Thursday, 18 March 2010

William H. Willimon on Too Much Practice

William H. Willimon, ‘Too Much Practice: Second Thoughts on a Theological Movement’, Christian Century (9 March 2010).

Here’s a brief article which will probably generate a fair bit of interest. I try to summarise the gist here but mostly use Willimon’s own words as I do so.

In short, according to Willimon, practice has become ‘another way to avoid God’.

Close to the start, he writes:

‘While I still believe just about everything Stanley Hauerwas and I said in [Resident Aliens], I’ve come to have a few regrets.’

He continues:

‘In Resident Aliens we stressed that Christianity is a communal tradition that gives us the skills, habits and practices that enable us truthfully to know the world in the way of Christ and subversively to resist the toxic pressures of the world’s godlessness.’

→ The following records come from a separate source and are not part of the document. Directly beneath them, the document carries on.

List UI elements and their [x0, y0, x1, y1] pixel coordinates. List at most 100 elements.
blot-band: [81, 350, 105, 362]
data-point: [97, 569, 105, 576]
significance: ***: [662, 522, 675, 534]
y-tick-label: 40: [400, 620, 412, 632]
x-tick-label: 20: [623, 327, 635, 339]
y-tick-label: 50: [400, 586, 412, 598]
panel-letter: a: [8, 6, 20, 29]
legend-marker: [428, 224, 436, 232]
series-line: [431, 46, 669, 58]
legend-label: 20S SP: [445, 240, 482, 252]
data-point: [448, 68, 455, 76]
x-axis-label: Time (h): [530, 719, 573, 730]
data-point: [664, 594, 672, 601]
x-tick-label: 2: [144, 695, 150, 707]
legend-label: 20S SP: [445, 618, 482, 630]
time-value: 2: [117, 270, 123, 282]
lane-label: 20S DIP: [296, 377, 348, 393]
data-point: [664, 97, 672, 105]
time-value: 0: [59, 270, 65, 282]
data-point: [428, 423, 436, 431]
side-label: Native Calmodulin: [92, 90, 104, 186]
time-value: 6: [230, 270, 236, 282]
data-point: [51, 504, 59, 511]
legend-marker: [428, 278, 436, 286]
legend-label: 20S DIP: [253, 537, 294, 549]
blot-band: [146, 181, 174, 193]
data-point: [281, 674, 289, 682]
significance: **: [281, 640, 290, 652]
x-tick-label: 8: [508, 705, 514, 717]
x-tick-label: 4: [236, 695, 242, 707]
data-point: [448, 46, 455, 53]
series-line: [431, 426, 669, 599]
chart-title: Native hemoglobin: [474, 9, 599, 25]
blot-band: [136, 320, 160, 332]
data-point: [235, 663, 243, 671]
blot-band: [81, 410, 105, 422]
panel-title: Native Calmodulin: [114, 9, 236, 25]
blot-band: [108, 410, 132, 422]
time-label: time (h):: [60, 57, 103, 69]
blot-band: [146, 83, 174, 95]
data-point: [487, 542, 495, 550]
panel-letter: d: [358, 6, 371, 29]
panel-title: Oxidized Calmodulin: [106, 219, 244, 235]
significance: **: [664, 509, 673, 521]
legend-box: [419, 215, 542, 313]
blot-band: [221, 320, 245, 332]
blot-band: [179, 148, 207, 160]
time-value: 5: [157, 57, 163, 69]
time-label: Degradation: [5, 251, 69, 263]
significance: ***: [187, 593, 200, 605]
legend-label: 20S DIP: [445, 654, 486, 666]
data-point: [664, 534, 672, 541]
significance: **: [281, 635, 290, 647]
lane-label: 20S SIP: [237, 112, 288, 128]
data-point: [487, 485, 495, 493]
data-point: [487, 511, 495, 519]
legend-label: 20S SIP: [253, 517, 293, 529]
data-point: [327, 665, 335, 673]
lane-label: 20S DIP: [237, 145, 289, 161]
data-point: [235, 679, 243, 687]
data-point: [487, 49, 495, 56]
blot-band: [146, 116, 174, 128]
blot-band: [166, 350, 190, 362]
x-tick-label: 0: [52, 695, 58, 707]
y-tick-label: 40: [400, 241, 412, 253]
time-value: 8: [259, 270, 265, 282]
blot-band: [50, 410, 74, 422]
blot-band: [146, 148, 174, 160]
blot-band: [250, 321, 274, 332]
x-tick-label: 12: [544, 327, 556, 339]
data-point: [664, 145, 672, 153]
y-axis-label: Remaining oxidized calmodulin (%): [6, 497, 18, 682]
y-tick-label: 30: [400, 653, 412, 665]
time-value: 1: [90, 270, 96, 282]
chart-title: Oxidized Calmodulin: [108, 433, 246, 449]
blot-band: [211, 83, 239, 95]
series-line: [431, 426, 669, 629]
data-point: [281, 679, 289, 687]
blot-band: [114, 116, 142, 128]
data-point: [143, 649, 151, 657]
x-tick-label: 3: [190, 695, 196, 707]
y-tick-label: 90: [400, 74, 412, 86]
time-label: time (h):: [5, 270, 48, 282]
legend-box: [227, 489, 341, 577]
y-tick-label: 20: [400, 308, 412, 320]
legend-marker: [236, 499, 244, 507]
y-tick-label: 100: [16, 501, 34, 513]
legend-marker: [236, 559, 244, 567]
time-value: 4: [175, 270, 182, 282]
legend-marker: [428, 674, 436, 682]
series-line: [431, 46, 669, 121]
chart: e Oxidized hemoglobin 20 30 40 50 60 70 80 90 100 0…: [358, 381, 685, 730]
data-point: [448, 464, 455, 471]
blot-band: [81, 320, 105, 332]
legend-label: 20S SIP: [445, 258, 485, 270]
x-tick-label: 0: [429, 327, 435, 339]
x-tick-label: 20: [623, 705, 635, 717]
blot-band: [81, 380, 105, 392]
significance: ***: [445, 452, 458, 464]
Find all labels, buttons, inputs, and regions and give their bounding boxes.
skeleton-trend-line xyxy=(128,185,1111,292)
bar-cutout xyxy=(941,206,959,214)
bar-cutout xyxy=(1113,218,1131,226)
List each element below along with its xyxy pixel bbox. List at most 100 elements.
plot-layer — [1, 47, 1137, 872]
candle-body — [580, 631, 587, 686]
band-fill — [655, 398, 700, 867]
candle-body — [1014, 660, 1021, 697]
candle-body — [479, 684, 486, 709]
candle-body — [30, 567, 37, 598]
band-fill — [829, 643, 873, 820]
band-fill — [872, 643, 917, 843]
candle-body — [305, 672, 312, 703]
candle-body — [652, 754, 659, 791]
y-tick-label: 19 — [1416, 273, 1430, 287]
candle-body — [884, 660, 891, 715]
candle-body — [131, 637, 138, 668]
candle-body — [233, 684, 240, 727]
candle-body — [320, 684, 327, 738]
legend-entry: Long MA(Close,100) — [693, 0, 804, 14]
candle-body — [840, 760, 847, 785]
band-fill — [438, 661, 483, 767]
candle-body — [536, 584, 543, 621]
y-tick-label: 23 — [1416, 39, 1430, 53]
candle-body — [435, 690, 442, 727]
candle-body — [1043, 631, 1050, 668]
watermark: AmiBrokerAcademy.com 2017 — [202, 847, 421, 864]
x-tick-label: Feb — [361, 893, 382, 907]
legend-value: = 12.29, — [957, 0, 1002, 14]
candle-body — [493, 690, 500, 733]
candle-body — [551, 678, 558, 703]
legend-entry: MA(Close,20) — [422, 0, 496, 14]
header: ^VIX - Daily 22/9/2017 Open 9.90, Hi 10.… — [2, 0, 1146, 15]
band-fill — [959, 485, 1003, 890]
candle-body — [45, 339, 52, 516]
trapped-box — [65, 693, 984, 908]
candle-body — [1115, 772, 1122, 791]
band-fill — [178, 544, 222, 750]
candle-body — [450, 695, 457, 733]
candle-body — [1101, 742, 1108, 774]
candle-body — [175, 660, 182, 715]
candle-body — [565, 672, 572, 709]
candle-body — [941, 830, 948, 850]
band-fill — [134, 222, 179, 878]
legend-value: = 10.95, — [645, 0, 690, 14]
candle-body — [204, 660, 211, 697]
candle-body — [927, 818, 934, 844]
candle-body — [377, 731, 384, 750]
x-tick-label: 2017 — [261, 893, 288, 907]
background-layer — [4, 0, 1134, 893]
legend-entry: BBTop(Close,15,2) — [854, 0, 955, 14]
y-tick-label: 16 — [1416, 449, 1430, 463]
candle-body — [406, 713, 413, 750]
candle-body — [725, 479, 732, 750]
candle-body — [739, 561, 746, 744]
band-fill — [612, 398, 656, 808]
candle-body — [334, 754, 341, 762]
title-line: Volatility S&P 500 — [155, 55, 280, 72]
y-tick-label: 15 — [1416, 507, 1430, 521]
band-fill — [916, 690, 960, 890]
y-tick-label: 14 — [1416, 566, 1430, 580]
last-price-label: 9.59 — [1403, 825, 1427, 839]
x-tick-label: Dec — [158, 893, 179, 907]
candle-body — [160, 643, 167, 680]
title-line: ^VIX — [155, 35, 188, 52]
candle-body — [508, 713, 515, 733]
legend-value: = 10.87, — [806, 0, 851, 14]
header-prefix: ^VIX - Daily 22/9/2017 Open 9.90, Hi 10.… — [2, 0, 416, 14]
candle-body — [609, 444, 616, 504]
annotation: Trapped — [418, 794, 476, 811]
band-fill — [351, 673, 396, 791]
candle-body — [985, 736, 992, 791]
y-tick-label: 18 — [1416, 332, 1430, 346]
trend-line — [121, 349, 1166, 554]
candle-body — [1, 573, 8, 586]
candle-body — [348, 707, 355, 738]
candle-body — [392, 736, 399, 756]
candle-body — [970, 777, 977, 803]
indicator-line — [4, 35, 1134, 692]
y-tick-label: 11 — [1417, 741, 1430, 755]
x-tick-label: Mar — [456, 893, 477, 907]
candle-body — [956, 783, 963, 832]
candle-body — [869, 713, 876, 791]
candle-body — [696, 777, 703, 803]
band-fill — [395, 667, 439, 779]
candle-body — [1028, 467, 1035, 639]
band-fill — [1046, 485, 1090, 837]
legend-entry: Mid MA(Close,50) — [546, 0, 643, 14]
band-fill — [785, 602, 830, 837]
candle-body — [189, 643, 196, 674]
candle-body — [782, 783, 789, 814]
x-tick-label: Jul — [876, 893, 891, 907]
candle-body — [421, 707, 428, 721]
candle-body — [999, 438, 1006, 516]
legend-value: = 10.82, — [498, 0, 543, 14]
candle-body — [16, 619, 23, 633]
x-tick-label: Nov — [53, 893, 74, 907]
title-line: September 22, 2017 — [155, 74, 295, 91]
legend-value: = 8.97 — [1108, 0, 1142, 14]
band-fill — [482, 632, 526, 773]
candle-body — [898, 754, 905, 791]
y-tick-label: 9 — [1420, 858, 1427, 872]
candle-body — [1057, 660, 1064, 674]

He notes that they cited Alasdair MacIntyre’s well-worn definition of a practice as:

‘any coherent and complex form of socially established cooperative human activity through which goods internal to that form of activity are realized in the course of trying to achieve those standards of excellence which are appropriate to, and partially definitive of, that form of activity, with the results that human powers to achieve excellence, and human conceptions of the ends and goods involved, are systematically extended.’

[Yes… most normal people need to read it at least twice…]

And then he says:

‘Note anything missing in MacIntyre’s thick definition of “practice”? God.’

He reckons that he and Hauerwas ‘gave a strong shove’ to the idea that ‘Christianity is best defined as a “socially established cooperative human activity” rather than as a set of beliefs or a type of experience’, and that he bears ‘some responsibility for the now popular conviction that Christianity is a practice and that Christians are best described as people who have adopted certain practices’.

So, he shares why he is now having ‘grave doubts about describing Christian spirituality as a practice’.

For starters, ‘practice’ has become a term to speak about religion in general, such that ‘it is acceptable to speak of Christianity as a practice in company who would not tolerate a conversation about “Jesus Christ as Lord”’, which ‘should tip us off to some of the theological hazards of this approach’.

He notes that Kierkegaard ‘attacked the idea that one becomes a Christian simply by accepting intellectually some supposedly rational set of arguments for the validity of Christianity’, that ‘Christ calls people not to admiration but to discipleship’. Even so, Kierkegaard’s ‘practical Christianity is based on the “infinite qualitative distinction” between God and humanity that is seen in Jesus Christ’, whereas ‘much contemporary talk about practice appears to be based on certain vague anthropological (rather than theological) assertions about the way human beings behave – such as that our lives go better when we inculcate certain allegedly salubrious habits like Sabbath-keeping, prayer, meditation and hospitality’. For Kierkegaard, however, ‘practices are those ways that one must live if one is convinced that Jesus Christ is the full revelation of God’.

Willimon thus sees the ‘possible error of construing Christianity primarily as a practice’ in ‘the propensity of books on Christian practice to describe the Christian faith in general’, noting that ‘when Christianity is conceived as a practice, a set of paths toward God which some people have found helpful but which lead in much the same direction as every other path, then Christianity has been misconstrued’.

He uses sabbath-keeping as an example, pointing out the danger of commending sabbath ‘apart from the story of the salvation and sustenance of Israel as God’s people’.

He avers that the God Karen Armstrong makes the case for (in her The Case for God) ‘is the innocuous god that most North Americans already believe in’, that ‘by defining religion as “a practical discipline” – that is, a set of practices – advocates like Armstrong seem to feel that they can sidestep the tough theological decision required when one is confronted with the question, “Is this god whom you are following actually God or not?”’

‘My worry is that attention to practices deflects our attention from the living God.’

He also sees Pelagianism in the shadows here – ‘the idea that we must do something for God before God will do anything for us, the concept that my relationship with God is sustained by my actions or feelings or inclinations, the notion that “religion” is something I do rather than God’s effect upon me’.

Drawing inspiration from John Wesley, he writes that ‘worship’s object determines the nature of worship’.

‘We’re always in danger of reducing Christianity to a matter of our experience. The true God can never be known through our practices but comes to us only as a gift of God, only as revelation… Thank God we don’t have to devise a set of practices to take time for God; in Jesus Christ, God takes us.’

Unusual personal reflection coming up: bravo, Willimon, and thank you!